La cosa più importante in assoluto è risolvere prima la fonte dell'umidità - che sia la pendenza del terreno, le grondaie o i problemi di drenaggio - perché anche la membrana migliore fallirà se l'acqua continua a colpire la fondazione dall'esterno. Ho visto tantissime cantine dove la gente ha messo una membrana e ha pensato che fosse tutto a posto, solo per ritrovarsi con problemi che tornavano fuori perché l'acqua si accumulava ancora contro la fondazione.
Per i prodotti veri e propri, hai opzioni solide in entrambe le categorie. Le membrane liquide come Vulkem di Tremco o i rivestimenti a base d'acqua di Carlisle sono abbastanza facili da usare e gestiscono bene le piccole crepe visto che si autolivellano. Le membrane in fogli come Grace Ice & Water Shield o prodotti simili in gomma ti danno una copertura più affidabile se fai bene i giunti, anche se l'installazione dipende più dalla tecnica. La maggior parte dei contractor che conosco preferisce quella liquida per i lavori in cantina fai-da-te perché la curva di apprendimento è più bassa - in pratica spennelli o spruzzi, e indurisce con una finitura gommosa. Le membrane in fogli richiedono sovrapposizioni attente e buona adesione, ed è lì che la gente sbaglia.

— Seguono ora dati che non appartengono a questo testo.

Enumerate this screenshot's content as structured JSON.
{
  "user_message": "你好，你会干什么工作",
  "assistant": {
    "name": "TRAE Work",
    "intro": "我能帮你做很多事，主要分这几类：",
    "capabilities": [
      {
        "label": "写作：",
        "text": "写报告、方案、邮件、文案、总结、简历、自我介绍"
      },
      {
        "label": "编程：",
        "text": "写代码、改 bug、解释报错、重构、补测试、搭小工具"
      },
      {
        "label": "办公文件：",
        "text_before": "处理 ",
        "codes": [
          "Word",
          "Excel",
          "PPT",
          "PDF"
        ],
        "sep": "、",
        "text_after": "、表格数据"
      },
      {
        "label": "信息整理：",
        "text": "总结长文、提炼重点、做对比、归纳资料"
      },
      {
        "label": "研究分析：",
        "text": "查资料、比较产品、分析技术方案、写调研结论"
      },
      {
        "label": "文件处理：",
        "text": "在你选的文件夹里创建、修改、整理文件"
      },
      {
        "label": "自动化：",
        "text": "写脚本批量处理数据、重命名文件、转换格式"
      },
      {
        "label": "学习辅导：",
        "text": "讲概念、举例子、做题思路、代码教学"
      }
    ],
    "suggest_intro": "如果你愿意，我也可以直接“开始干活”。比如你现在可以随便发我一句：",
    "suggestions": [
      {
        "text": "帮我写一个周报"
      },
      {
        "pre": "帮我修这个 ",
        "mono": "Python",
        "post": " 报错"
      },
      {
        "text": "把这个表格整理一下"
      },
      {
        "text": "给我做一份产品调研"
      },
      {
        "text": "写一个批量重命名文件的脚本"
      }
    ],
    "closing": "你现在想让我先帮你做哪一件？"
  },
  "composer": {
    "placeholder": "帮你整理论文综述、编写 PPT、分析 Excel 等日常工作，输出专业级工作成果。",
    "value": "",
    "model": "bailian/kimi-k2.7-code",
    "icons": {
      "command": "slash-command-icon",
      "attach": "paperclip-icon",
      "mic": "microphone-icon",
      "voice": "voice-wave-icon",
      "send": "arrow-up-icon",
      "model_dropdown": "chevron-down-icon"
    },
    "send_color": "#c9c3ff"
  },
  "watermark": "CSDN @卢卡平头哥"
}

Quello che farei per una cantina degli anni '70 è un approccio in due fasi: applica una membrana liquida (qualcosa come Drylok o simile se te la cavi da solo), poi aggiungi un pannello di drenaggio con fossette sopra se hai lo spazio sulla parete. Le fossette creano uno spazio d'aria e danno all'acqua un percorso verso il tuo drenaggio perimetrale o il pozzetto. Assicurati che la fondazione sia pulita e asciutta prima di iniziare, sigilla le eventuali crepe attive con cemento idraulico, e garantisciti una ventilazione adeguata mentre indurisce. Se hai infiltrazioni significative piuttosto che solo umidità, onestamente valuta se hai bisogno di drenaggi francesi interni o esterni - la membrana ti guadagna tempo ma non fermerà le infiltrazioni d'acqua attive.